When he doesn’t text back, I see the unanswered texts I’ve sent my father over the years, begging him to talk to me. I see the emails and letters that I’ve sent my younger siblings, communications my mother forbids them to respond to.

And once, when we came close to breaking up, I felt I could actually smell the freshly washed hair of my little brother David, who has probably forgotten both who I am, and how much I love him. 

I feel it is important to stress that I’m not with my partner because I’m afraid to be alone. I’m with him because I love him. But I’ve tasted the terror of abandonment in a way he never has. Like Eve ruined paradise with her knowledge of sin, I worry that I will ruin us with my knowledge of what it feels like to be left alone by the people who are supposed to stick with you.

My mother is gone to me, but she lives on as an insidious voice inside my head, a vestigial organ from a time when I stupidly thought she loved me. That voice tells me how worthless, how invalid, how evil, how stupid, how whorish, how ugly, how fat I am.

So, I Google. Because, in those moments of self-doubt and fear, those headlines offer a lifeline. And these trashy articles both quiet and feed that internal voice, making them the perfect addiction.

I miss my siblings every day. I miss them in my dreams, when I’m at work, and every time I call my two best friends “brother” or “sister.” Sometimes, I miss my father. And even more rarely, I miss my mother – or the person I thought she was.

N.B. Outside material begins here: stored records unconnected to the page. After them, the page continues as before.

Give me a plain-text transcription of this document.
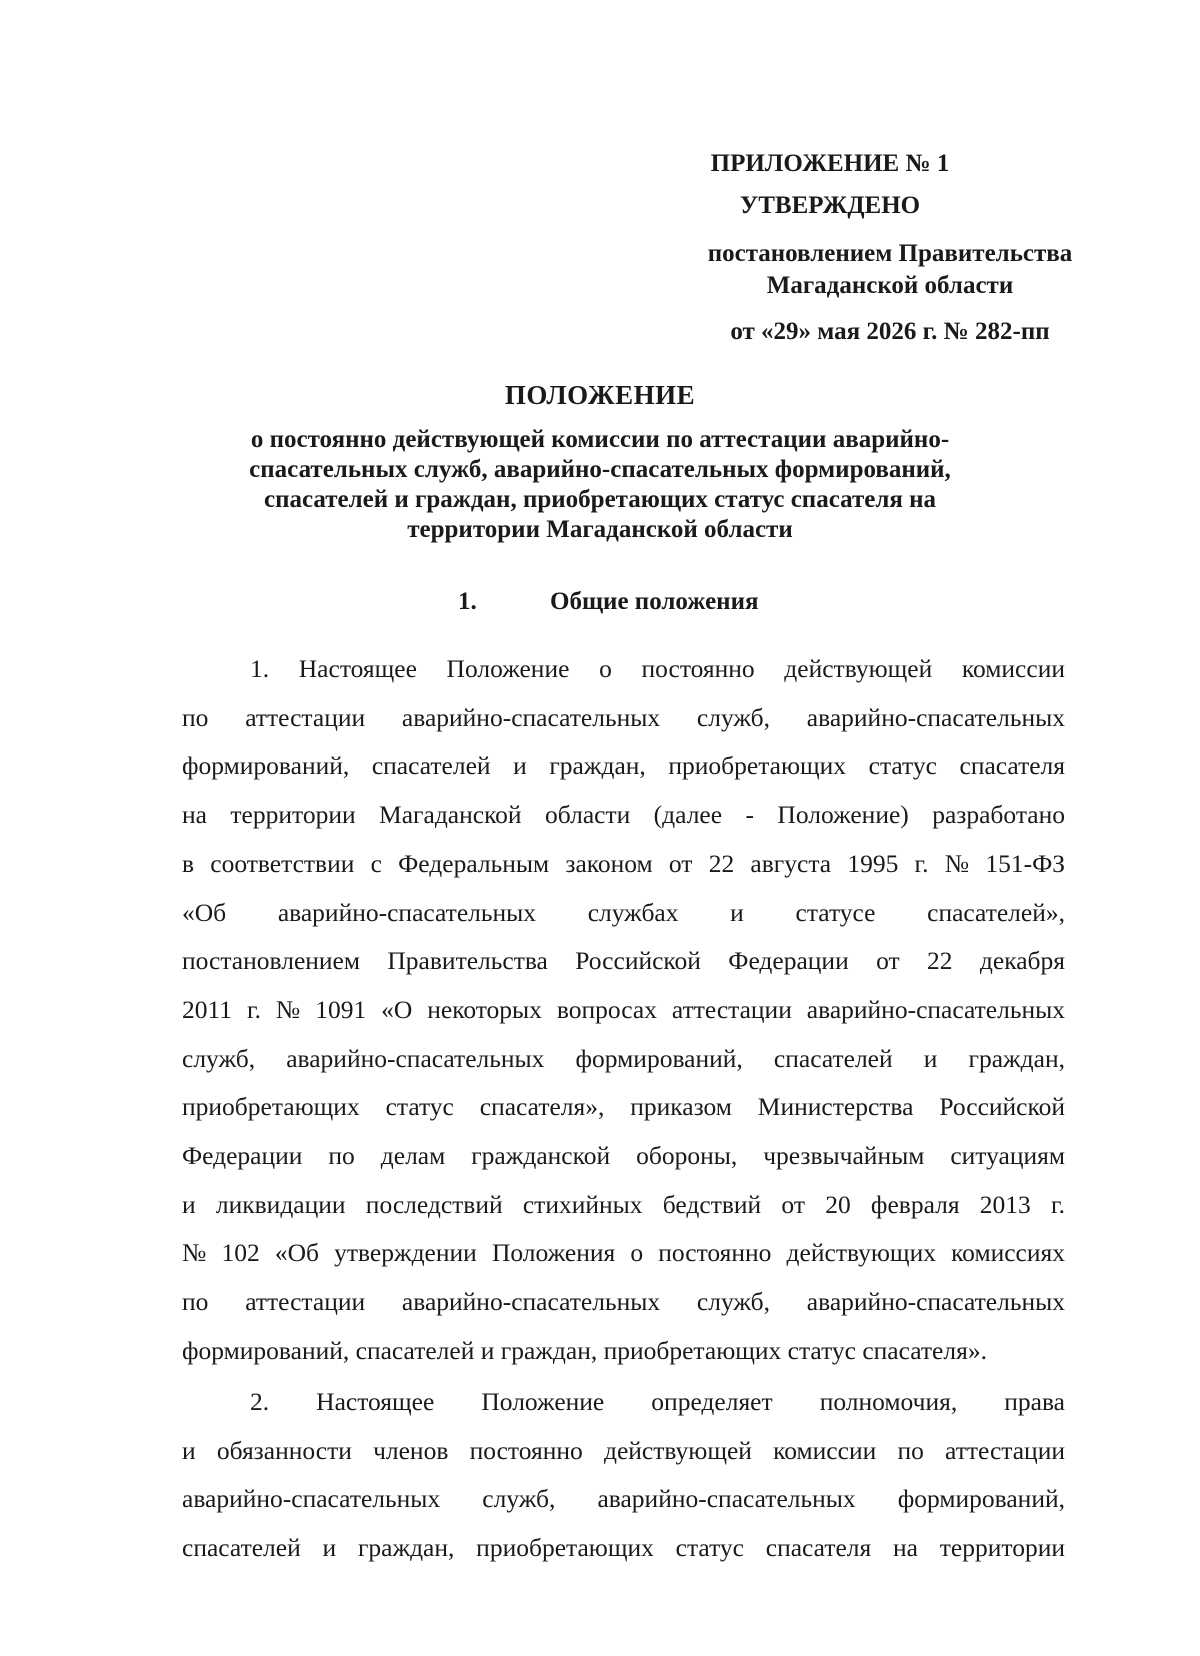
ПРИЛОЖЕНИЕ № 1
УТВЕРЖДЕНО
постановлением Правительства
Магаданской области
от «29» мая 2026 г. № 282-пп
ПОЛОЖЕНИЕ
о постоянно действующей комиссии по аттестации аварийно-
спасательных служб, аварийно-спасательных формирований,
спасателей и граждан, приобретающих статус спасателя на
территории Магаданской области
1.	Общие положения
1. Настоящее Положение о постоянно действующей комиссии
по аттестации аварийно-спасательных служб, аварийно-спасательных
формирований, спасателей и граждан, приобретающих статус спасателя
на территории Магаданской области (далее - Положение) разработано
в соответствии с Федеральным законом от 22 августа 1995 г. № 151-ФЗ
«Об аварийно-спасательных службах и статусе спасателей»,
постановлением Правительства Российской Федерации от 22 декабря
2011 г. № 1091 «О некоторых вопросах аттестации аварийно-спасательных
служб, аварийно-спасательных формирований, спасателей и граждан,
приобретающих статус спасателя», приказом Министерства Российской
Федерации по делам гражданской обороны, чрезвычайным ситуациям
и ликвидации последствий стихийных бедствий от 20 февраля 2013 г.
№ 102 «Об утверждении Положения о постоянно действующих комиссиях
по аттестации аварийно-спасательных служб, аварийно-спасательных
формирований, спасателей и граждан, приобретающих статус спасателя».
2. Настоящее Положение определяет полномочия, права
и обязанности членов постоянно действующей комиссии по аттестации
аварийно-спасательных служб, аварийно-спасательных формирований,
спасателей и граждан, приобретающих статус спасателя на территории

But more than anything, I miss living in a world where I felt like it was impossible to lose love. I never imagined that my mother and father would do this to me. But they did. And so, when my partner tells me to trust him, to trust in our love, I want to, but I’m not sure I can.

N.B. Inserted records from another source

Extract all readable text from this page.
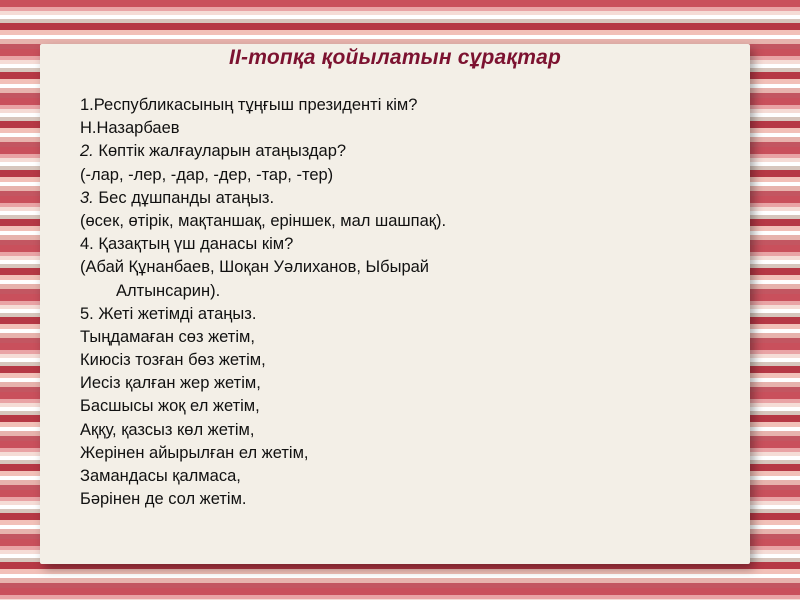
ІІ-топқа қойылатын сұрақтар
1.Республикасының тұңғыш президенті кім?
Н.Назарбаев
2. Көптік жалғауларын атаңыздар?
(-лар, -лер, -дар, -дер, -тар, -тер)
3. Бес дұшпанды атаңыз.
(өсек, өтірік, мақтаншақ, еріншек, мал шашпақ).
4. Қазақтың үш данасы кім?
(Абай Құнанбаев, Шоқан Уәлиханов, Ыбырай
Алтынсарин).
5. Жеті жетімді атаңыз.
Тыңдамаған сөз жетім,
Киюсіз тозған бөз жетім,
Иесіз қалған жер жетім,
Басшысы жоқ ел жетім,
Аққу, қазсыз көл жетім,
Жерінен айырылған ел жетім,
Замандасы қалмаса,
Бәрінен де сол жетім.
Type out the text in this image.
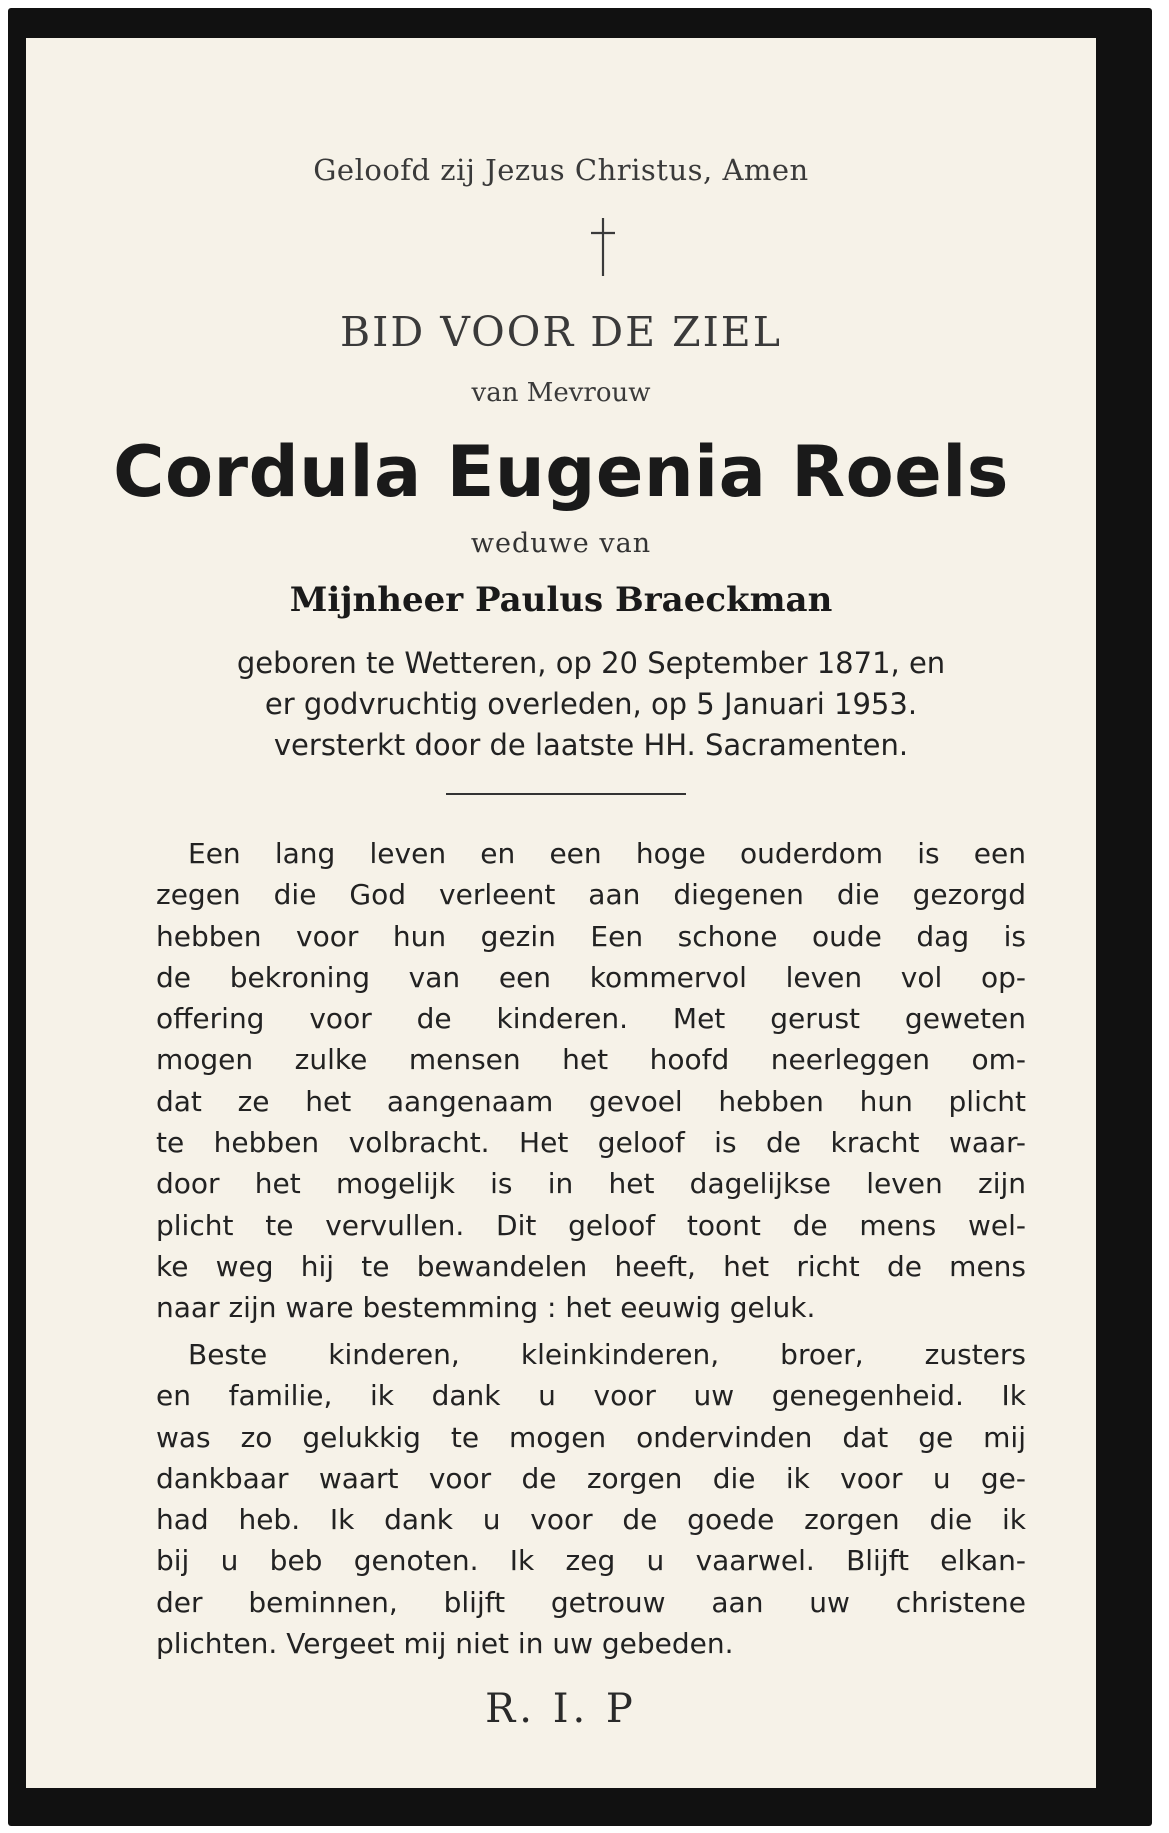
Geloofd zij Jezus Christus, Amen
BID VOOR DE ZIEL
van Mevrouw
Cordula Eugenia Roels
weduwe van
Mijnheer Paulus Braeckman
geboren te Wetteren, op 20 September 1871, en
er godvruchtig overleden, op 5 Januari 1953.
versterkt door de laatste HH. Sacramenten.
Een lang leven en een hoge ouderdom is een
zegen die God verleent aan diegenen die gezorgd
hebben voor hun gezin Een schone oude dag is
de bekroning van een kommervol leven vol op-
offering voor de kinderen. Met gerust geweten
mogen zulke mensen het hoofd neerleggen om-
dat ze het aangenaam gevoel hebben hun plicht
te hebben volbracht. Het geloof is de kracht waar-
door het mogelijk is in het dagelijkse leven zijn
plicht te vervullen. Dit geloof toont de mens wel-
ke weg hij te bewandelen heeft, het richt de mens
naar zijn ware bestemming : het eeuwig geluk.
Beste kinderen, kleinkinderen, broer, zusters
en familie, ik dank u voor uw genegenheid. Ik
was zo gelukkig te mogen ondervinden dat ge mij
dankbaar waart voor de zorgen die ik voor u ge-
had heb. Ik dank u voor de goede zorgen die ik
bij u beb genoten. Ik zeg u vaarwel. Blijft elkan-
der beminnen, blijft getrouw aan uw christene
plichten. Vergeet mij niet in uw gebeden.
R. I. P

When I Google relationship articles, I am seeking to set myself on an established path that will guarantee that I don’t lose anyone else. I feel that I must have done something wrong to make my parents do this to me, so I am scouring the internet for a way to make it right – to not let it happen again.

In better moments, I know that these articles try to give us a path to happiness that doesn’t exist. It doesn’t exist because dismantling those evil voices in your head (whether your parents put them there or whether the patriarchy did) is much harder than simply following the rule and texting exactly three days after he gives you his number.  

I know all this. I know it, and what’s more, I just wrote it for you. But my mother and I have unfinished business, and I haven’t rid myself of her voice yet. I still don’t know how to live up to my ideals of trust, self-confidence and feminism. Until I figure it out, you may find me seeking solace in a Google search bar, which offers easy answers in a world that seems devoid of them.